Pneumonia
- Bronchopneumonia
- Pleurobronchopneumonia
- Friedländer's bacillus
- Haemophilus influenzae
- Eaton's agent
Nature
The disease may be caused by a virus, by fungi, or by one of hundreds of strains of bacteria. Pneumonia is a major cause for hospitalization and death.
Background
Many different types of bacteria may cause pneumonia, but the two most common are Streptococcus pneumoniae and Staphylococcus aureus.
Incidence
Anyone from any age group can be affected with pneumonia, but young children and senior citizens over 65 years old are most susceptible to this infection. Pneumonia is known as the single largest infectious cause of death in children worldwide, with many cases coming out of South Asia and sub-Saharan Africa. Statistics from November 2015 by the World Health Organization (WHO) showed that around 922,000 children died in 2015 because of pneumonia. This infection is said to account for 15 percent of all deaths among children under 5 years old.
These rates resulted in pneumonia being addressed as the eighth leading cause of death in the U.S., tied with influenza; also aggravating meningitis and bacteraemia (blood infections). Flu and pneumonia are connected; many deaths from pneumonia are the result of flu exhausting the immune system, thereby allowing opportunistic pneumonia to take hold.
Roughly 1 million Americans are hospitalized annually because of it, according to 2015 statistics presented by the American Thoracic Society.

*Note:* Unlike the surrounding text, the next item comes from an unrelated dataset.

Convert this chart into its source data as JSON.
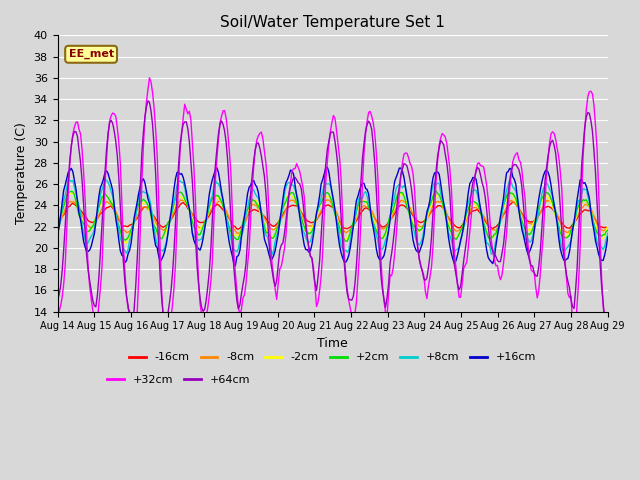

It is the most common reason why American children are admitted to hospitals, while for adults, it’s one of the two main causes of hospitalization, apart from childbirth.
Pneumonia is the eighth leading cause of death in the USA. Between 47,000 and 63,000 people in the US die from pneumonia each year and this data has not changed since the advent of antibiotics. For example, in 2013 the U.S Centers for Disease Control and Prevention (CDC) recorded 53,282 deaths due to pneumonia; there were 228 deaths among children under 5 years old and 45,345 deaths were reported among elderly people aged 65 and up. Again, according to the CDC, there were 32 deaths among those aged 18-65 from flu reported in a single week in the US in 2015, versus 667 from pneumonia; among those older than 65, there were 77 deaths from the flu and 2,752 from pneumonia.